Your new album, ZEBRA, cohesively segues a variety of musical styles: Classical Minimalism, Fourth World rhythms, Kosmische, New Age, Post-Rock, Psychedelic Pop. It`s almost like an “Arp Sampler”. A demonstration of all that you do. Was this a conscious decision, or did the album just come together that way? What kind of time-frame were the pieces recorded in?

Not at all, actually  But I’m not unhappy if that’s how it seems. (laughs) I do feel it’s the most complete Arp album so far. By far.

At the beginning, I wasn’t thinking of this material as an Arp record. I just started making music with my friend Ezra, and then I asked some other people to join in. There was definitely some ECM stuff circulating, and Joni Mitchell’s records with Jaco, and Cosmic Jazz and West African stuff is always in the mix. That’s were it started. And then, as it got going, it took on another shape. Other influences started to work their way in — music from Portugal, Japan, in particular. The idea was to shake things off and get back to rhythm, something I’d strangely abandoned for a few years.

The writing process happened very fast. In the span of a few days really, the sketches for the entire record were in place. Friends were invited over to add things and then I retreated to the studio to do editing, which was absolutely the most time-consuming part. Mixed it through a Neve console and Heba Kadry did a really nice job mastering. She really sculpted the higher-end stuff in a delicate way.

I can hear that ECM / Jazz undercurrent. Some tracks had me thinking of Keith Jarrett. Is that just me? 

I’ve never connected with Keith Jarrett, actually.

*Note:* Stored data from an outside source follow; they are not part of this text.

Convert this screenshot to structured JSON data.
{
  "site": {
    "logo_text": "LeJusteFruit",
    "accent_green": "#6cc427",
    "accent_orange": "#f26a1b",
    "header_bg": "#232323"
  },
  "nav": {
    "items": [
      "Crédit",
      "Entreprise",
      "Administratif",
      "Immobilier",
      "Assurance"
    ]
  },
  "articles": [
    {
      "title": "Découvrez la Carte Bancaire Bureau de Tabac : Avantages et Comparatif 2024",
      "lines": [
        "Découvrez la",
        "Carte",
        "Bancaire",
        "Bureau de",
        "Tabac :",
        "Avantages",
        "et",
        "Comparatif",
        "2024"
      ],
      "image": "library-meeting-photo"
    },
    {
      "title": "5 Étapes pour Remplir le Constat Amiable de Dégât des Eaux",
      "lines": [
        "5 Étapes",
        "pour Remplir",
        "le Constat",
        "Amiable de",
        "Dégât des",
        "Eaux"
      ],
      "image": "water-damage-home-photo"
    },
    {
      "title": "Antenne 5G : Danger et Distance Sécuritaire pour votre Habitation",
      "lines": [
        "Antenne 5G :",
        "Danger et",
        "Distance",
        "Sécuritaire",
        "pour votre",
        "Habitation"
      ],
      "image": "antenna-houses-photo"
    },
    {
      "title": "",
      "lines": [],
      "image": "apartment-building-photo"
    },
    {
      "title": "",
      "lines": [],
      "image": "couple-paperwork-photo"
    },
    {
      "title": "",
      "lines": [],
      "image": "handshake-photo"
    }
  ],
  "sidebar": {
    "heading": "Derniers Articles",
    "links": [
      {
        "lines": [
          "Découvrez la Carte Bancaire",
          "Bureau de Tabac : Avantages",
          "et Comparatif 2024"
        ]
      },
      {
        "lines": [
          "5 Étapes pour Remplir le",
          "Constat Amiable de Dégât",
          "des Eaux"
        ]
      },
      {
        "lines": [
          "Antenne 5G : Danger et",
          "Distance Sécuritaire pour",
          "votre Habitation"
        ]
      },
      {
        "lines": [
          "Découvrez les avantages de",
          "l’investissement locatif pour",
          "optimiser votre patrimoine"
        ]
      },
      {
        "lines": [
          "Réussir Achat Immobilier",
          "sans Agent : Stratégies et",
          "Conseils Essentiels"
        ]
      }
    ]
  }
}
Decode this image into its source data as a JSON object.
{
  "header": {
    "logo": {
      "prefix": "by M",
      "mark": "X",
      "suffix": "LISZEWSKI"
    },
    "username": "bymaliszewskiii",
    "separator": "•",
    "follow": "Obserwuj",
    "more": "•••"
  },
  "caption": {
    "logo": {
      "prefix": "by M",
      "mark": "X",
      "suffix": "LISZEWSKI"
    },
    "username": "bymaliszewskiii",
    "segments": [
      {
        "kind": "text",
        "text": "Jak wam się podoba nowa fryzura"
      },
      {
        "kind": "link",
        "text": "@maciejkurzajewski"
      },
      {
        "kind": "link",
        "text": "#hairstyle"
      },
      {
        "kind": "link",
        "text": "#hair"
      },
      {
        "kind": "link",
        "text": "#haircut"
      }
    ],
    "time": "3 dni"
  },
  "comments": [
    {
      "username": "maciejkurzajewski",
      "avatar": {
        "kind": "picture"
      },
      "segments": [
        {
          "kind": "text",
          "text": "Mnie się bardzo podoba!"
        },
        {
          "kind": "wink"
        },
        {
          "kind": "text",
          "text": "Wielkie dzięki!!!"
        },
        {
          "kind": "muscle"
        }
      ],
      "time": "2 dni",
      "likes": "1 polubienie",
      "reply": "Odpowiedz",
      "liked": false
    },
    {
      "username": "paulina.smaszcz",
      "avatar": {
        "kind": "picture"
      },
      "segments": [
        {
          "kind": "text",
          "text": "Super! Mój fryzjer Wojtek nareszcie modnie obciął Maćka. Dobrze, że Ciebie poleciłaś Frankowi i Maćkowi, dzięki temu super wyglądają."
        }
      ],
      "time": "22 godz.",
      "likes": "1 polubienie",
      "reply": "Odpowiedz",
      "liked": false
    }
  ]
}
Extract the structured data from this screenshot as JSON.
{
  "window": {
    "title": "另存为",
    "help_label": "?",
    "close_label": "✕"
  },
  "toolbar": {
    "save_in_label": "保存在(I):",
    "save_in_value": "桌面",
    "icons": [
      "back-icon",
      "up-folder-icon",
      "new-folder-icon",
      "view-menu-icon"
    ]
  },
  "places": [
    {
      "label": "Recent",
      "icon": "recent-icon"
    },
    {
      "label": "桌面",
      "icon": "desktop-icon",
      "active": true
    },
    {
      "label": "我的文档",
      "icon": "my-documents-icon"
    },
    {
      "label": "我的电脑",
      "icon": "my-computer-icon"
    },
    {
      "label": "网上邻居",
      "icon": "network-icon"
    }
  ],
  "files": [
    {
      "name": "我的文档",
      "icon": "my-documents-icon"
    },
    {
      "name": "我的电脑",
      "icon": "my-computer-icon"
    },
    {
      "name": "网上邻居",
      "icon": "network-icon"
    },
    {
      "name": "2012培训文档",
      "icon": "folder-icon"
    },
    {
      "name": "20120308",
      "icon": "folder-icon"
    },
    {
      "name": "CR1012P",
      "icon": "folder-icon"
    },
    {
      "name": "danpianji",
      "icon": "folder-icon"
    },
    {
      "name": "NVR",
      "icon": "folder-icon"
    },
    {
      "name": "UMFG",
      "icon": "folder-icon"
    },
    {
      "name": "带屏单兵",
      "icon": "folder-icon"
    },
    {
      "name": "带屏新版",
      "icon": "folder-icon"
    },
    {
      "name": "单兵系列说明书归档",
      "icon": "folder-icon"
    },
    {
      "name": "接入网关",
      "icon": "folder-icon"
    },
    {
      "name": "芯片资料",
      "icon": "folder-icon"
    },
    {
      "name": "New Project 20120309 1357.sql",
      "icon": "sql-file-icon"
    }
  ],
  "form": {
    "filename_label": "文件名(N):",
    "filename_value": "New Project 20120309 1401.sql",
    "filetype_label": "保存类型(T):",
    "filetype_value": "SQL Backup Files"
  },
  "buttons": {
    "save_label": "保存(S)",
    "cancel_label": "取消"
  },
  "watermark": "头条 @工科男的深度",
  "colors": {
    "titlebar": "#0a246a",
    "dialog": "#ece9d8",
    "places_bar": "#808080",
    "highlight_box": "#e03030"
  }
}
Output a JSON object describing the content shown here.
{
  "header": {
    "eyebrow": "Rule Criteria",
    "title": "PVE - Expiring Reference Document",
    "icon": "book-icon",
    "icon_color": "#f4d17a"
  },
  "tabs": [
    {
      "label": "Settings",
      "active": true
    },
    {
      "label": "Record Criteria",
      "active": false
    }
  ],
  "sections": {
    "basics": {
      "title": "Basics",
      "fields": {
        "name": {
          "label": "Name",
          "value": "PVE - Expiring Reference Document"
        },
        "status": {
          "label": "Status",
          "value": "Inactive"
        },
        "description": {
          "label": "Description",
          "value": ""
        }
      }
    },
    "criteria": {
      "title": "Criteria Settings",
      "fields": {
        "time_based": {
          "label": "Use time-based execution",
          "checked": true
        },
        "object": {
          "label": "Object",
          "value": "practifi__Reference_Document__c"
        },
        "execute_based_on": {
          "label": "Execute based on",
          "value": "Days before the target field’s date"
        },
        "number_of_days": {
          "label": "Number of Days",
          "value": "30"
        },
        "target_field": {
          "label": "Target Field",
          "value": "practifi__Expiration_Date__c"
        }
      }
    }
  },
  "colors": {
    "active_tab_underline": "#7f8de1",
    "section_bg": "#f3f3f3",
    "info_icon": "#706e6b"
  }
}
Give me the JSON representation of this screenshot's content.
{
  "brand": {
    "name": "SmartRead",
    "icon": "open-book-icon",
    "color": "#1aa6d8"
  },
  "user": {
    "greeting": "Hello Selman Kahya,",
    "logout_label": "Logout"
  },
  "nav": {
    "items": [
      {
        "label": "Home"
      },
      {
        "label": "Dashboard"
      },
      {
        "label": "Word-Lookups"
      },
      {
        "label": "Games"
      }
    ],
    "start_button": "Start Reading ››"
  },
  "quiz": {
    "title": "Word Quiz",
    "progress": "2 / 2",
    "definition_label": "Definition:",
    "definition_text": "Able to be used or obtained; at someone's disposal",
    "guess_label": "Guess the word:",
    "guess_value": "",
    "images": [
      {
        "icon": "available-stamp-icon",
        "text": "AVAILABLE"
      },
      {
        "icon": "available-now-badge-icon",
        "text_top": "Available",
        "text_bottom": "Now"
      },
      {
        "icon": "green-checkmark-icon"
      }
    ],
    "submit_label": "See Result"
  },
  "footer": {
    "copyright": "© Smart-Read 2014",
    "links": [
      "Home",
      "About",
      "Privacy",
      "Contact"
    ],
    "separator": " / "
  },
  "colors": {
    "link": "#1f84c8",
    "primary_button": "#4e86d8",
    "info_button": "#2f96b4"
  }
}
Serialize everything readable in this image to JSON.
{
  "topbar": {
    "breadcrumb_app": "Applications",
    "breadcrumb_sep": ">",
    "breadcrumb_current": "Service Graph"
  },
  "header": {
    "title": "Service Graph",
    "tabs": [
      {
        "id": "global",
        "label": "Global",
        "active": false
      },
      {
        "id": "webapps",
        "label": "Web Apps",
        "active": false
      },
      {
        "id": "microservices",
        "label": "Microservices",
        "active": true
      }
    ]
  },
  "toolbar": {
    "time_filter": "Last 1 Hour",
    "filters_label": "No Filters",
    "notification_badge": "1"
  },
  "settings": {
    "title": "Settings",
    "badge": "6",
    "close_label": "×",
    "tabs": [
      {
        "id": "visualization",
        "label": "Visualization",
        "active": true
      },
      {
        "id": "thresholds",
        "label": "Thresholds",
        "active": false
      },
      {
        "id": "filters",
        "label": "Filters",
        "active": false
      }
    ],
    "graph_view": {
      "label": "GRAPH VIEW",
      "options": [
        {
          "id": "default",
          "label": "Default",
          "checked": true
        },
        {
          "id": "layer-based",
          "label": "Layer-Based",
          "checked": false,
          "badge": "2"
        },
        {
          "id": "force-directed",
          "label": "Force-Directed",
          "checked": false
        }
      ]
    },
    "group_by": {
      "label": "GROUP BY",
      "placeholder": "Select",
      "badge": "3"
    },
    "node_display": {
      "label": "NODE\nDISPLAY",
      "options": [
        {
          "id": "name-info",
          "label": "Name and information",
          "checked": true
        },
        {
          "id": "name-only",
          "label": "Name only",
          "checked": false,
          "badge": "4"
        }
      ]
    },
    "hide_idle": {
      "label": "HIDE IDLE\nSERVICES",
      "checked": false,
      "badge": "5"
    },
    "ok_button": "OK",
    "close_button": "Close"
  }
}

And when I’ve seen him interviewed, it’s only confirmed my feelings. But ECM was definitely on the brain when we started tracking. But more of the Don Cherry and Colin Walcott stuff, and the soundtrack-y atmosphere Eberhard Weber gets into. Azimuth and John Surman do some really nice sequence-y stuff. There’s always a lot of Cosmic Jazz playing at the house — Philip Cohran, Alice, Pharaoh, McCoy Tyner’s mid-70’s spiritual stuff.

Do you play live, or have any plans to?

Yes, I`m making plans for ensemble shows in Europe, in the Fall. Some DJ sets as well.

Arp`s ZEBRA is out now on Mexican Summer.